Наверное, очень важно начать изучение памятников, связанных с историей малочисленных народностей Северного Кавказа. Это заставляет приоткрыть завесу над третьей группой публикаций. В качестве примера я приведу данные только по Дагестану. К 1930 г. среди его жителей насчитывалось 27 коренных народов, включая в их число кумыков, ногайцев и татов, а по более поздним изданиям, в стране стало числиться «10 коренных народностей», к которым можно еще присоединить татов. Что же произошло, например, с андийцами, годоберинами, кайтаками? Обычно писали об их консолидации вокруг крупных местных народов — аварцев, даргинцев и др. Если говорить яснее и проще, за последние 30—40 лет они лишились своего лица и были приписаны к другим народам. О них отсутствовали статистические данные, редко говорилось в печати. Естественно, такое положение «есть на самом деле провозглашение неравноправия этносов». Только за последние годы стали вспоминать о том, что у малочисленных народов имеются свои языки и культура, говорить о необходимости «этнического комфорта» для каждого живущего в республике, в газетах и книгах появились перепечатки из старых изданий, посвященные этим народностям.
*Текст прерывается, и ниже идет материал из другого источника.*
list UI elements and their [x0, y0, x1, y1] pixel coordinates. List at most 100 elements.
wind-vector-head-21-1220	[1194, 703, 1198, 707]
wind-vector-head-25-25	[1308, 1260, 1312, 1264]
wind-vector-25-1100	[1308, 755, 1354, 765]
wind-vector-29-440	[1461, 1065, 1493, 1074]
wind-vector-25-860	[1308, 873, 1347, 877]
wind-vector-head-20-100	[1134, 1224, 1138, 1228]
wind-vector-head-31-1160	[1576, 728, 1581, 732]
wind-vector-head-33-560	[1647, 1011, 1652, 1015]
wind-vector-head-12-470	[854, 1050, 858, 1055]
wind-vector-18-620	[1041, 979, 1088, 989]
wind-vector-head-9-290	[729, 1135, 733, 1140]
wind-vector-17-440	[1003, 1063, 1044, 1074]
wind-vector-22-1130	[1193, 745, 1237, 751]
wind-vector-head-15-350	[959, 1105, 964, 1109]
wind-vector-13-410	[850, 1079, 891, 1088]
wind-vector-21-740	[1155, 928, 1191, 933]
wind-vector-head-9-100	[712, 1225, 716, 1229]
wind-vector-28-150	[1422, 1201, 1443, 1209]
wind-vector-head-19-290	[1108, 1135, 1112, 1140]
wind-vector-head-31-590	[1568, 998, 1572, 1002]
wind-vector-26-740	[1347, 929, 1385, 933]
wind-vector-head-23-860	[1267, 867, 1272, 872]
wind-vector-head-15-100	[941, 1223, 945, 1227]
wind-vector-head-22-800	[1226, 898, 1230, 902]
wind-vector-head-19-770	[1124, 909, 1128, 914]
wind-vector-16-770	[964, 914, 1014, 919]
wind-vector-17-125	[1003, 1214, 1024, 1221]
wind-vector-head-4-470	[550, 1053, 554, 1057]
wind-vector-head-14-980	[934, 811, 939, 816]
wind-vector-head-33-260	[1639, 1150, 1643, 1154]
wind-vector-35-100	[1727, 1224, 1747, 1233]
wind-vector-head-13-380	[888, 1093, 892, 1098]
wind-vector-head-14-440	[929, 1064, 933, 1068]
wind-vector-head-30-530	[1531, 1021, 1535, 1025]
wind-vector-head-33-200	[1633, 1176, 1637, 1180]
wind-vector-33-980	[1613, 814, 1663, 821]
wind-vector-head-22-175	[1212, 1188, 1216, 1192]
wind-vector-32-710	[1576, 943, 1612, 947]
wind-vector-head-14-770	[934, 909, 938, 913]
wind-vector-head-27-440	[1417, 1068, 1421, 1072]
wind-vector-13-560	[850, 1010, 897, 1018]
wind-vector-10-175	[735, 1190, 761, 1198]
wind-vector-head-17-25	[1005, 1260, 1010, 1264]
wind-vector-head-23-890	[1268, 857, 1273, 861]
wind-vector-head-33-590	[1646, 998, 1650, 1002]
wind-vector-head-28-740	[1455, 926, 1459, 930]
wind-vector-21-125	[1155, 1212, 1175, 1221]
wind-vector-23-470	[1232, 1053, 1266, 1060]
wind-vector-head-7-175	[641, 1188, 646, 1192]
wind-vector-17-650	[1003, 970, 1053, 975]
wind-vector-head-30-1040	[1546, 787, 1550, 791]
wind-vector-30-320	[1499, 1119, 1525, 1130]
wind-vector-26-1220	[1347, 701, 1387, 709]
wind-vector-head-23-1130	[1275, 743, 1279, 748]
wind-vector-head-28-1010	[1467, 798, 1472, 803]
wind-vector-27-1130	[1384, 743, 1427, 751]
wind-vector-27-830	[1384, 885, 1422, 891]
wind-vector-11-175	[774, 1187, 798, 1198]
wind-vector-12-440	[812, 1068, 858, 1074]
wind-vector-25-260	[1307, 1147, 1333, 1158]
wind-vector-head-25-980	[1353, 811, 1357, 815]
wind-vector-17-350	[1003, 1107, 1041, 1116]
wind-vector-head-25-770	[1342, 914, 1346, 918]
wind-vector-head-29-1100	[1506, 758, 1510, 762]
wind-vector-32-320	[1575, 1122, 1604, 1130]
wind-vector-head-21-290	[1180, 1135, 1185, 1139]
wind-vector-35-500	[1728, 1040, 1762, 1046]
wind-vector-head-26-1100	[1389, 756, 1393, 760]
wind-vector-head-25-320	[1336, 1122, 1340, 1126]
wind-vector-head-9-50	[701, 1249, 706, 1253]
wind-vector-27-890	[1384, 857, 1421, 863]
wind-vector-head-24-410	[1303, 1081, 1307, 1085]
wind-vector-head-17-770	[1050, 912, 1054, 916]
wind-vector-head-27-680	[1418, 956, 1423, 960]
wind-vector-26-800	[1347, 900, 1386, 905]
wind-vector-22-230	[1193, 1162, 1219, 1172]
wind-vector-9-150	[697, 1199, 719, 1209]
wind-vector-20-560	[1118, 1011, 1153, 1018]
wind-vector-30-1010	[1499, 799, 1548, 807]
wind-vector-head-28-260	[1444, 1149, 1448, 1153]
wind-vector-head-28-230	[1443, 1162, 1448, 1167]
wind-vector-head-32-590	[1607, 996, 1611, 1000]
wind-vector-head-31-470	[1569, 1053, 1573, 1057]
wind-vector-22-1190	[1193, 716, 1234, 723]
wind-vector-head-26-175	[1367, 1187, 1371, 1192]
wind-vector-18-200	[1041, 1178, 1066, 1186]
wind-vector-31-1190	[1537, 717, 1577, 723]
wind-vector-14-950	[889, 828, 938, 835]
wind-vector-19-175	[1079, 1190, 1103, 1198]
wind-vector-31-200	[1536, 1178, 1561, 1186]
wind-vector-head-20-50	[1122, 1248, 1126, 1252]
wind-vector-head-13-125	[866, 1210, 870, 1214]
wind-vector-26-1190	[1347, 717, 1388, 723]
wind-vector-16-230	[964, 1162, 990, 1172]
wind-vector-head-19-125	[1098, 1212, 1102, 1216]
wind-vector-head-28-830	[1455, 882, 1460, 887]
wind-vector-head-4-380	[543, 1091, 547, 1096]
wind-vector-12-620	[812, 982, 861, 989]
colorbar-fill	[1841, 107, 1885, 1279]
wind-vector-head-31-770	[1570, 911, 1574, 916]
Сказанное касается и других полузабытых даже по названиям народностей Северного Кавказа. Я уверен, что местные археологи давно готовы работать над тематикой, связанной с культурой подобных этносов.

Думаю, что археологи Северного Кавказа, если им дорога научная истина, должны избегать эффектных и быстротечных теорий. Не дело ученых играть на нервах наших современников, подогревая на Кавказе и без того жаркую межнациональную обстановку. Очень важно как-то активизировать издание научных трудов и хорошо продуманных популярных книг на историко-археологические темы. К сожалению, на книжных полках превалирует сейчас явная макулатура.